What Is Apache Pig?
Data is addictive. Our ability to collect store data has grown massively in the last several decades. Yet our appetite for ever more data shows no sign of being satiated. The computer and Internet revolutions have greatly increased our ability to collect and store data. Part of the reason for this massive growth in data is our ability to collect much more data. For example, every time someone clicks on a website’s links, the web server can record information about what page the user was on and which link he clicked.
The high cost and unneeded features of RDBMSs have led to the development of many alternative data-processing systems. One such alternative system is Apache Hadoop.
The development of new data-processing systems such as Hadoop has spurred the porting of existing tools and languages and the construction of new tools, such as Apache Pig. Tools like Pig provide a higher level of abstraction for data users, giving them access to the power and flexibility of Hadoop without requiring them to write
extensive data-processing applications in low-level Java code.
What is Pig?
Pig provides an engine for executing data flows in parallel on Hadoop. It includes a language, Pig Latin, for expressing these data flows. Pig Latin includes operators for many of the traditional data operations (join, sort, filter, etc.), as well as the ability for users to develop their own functions for reading, processing, and writing data.
Pig on Hadoop
Pig runs on Hadoop. It makes use of both the Hadoop Distributed File System, HDFS, and Hadoop’s processing system, MapReduce.
Pig Latin is a dataflow language. This means it allows users to describe how data from one or more inputs should be read, processed, and then stored to one or more outputs in parallel. A Pig Latin script describes a directed acyclic graph (DAG), where the edges are data flows and the nodes are operators that process the data.
How Pig differs from MapReduce
Pig provides users with several advantages over using MapReduce directly. Pig Latin provides all of the standard data-processing operations, such as join, filter, group by, order by, union, etc. MapReduce provides the group by operation directly (that is what the shuffle plus reduce phases are), and it provides the order by operation indirectly through the way it implements the grouping. Filter and projection can be implemented trivially in the map phase. But other operators, particularly join, are not provided and must instead be written by the user.

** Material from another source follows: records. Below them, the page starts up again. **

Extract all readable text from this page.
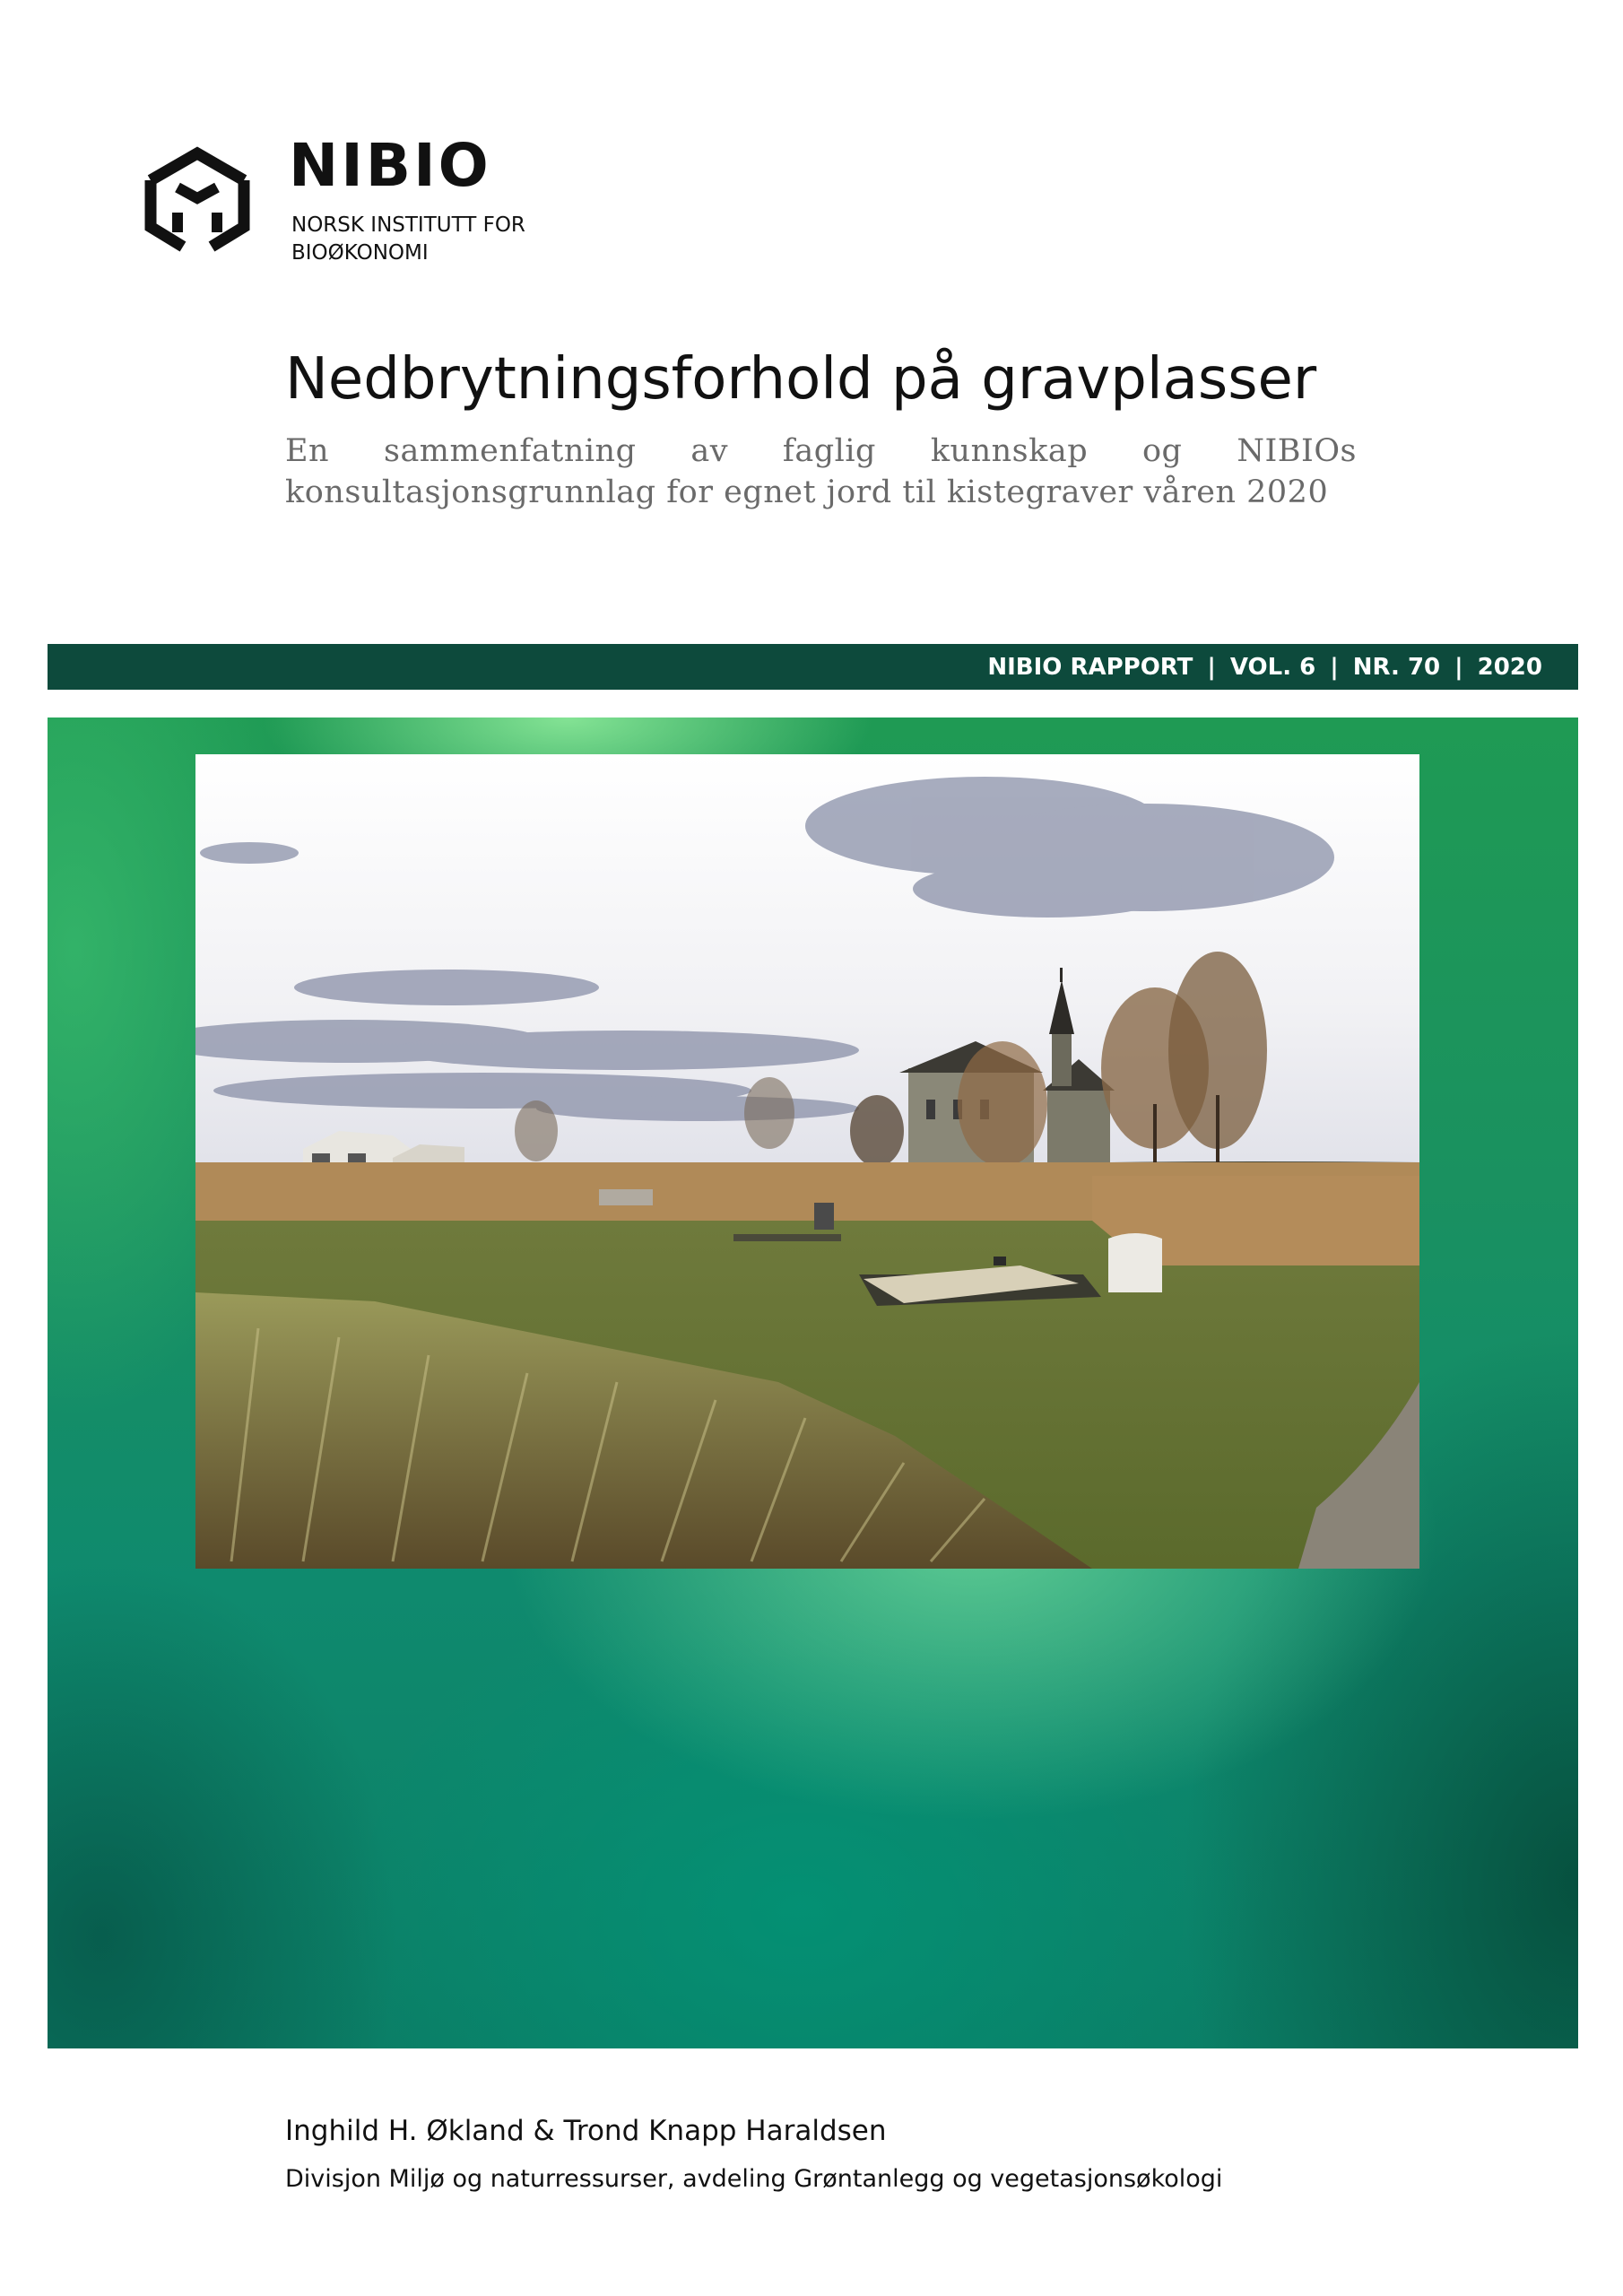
NIBIO
NORSK INSTITUTT FOR
BIOØKONOMI
Nedbrytningsforhold på gravplasser

En sammenfatning av faglig kunnskap og NIBIOs konsultasjonsgrunnlag for egnet jord til kistegraver våren 2020

NIBIO RAPPORT | VOL. 6 | NR. 70 | 2020

Inghild H. Økland & Trond Knapp Haraldsen

Divisjon Miljø og naturressurser, avdeling Grøntanlegg og vegetasjonsøkologi
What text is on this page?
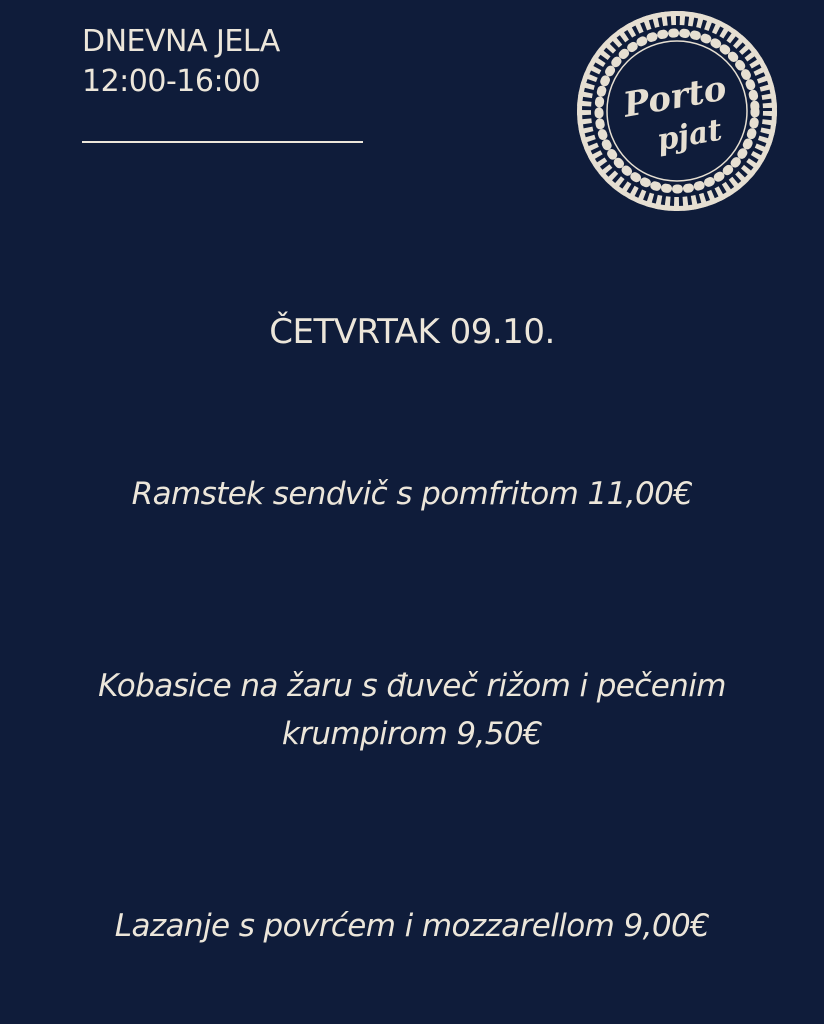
DNEVNA JELA
12:00-16:00	Porto
pjat
ČETVRTAK 09.10.
Ramstek sendvič s pomfritom 11,00€
Kobasice na žaru s đuveč rižom i pečenim
krumpirom 9,50€
Lazanje s povrćem i mozzarellom 9,00€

All of these points mean that Pig Latin is much lower cost to write and maintain than Java code for MapReduce.
Grunt* is Pig’s interactive shell. It enables users to enter Pig Latin interactively and provides a shell for users to interact with HDFS.
To enter Grunt, invoke Pig with no script or command to run. Typing:
pig -x local
will result in the prompt:
This gives you a Grunt shell to interact with your local filesystem. If you omit the -x local the Grunt shell will interact with HDFS on your cluster.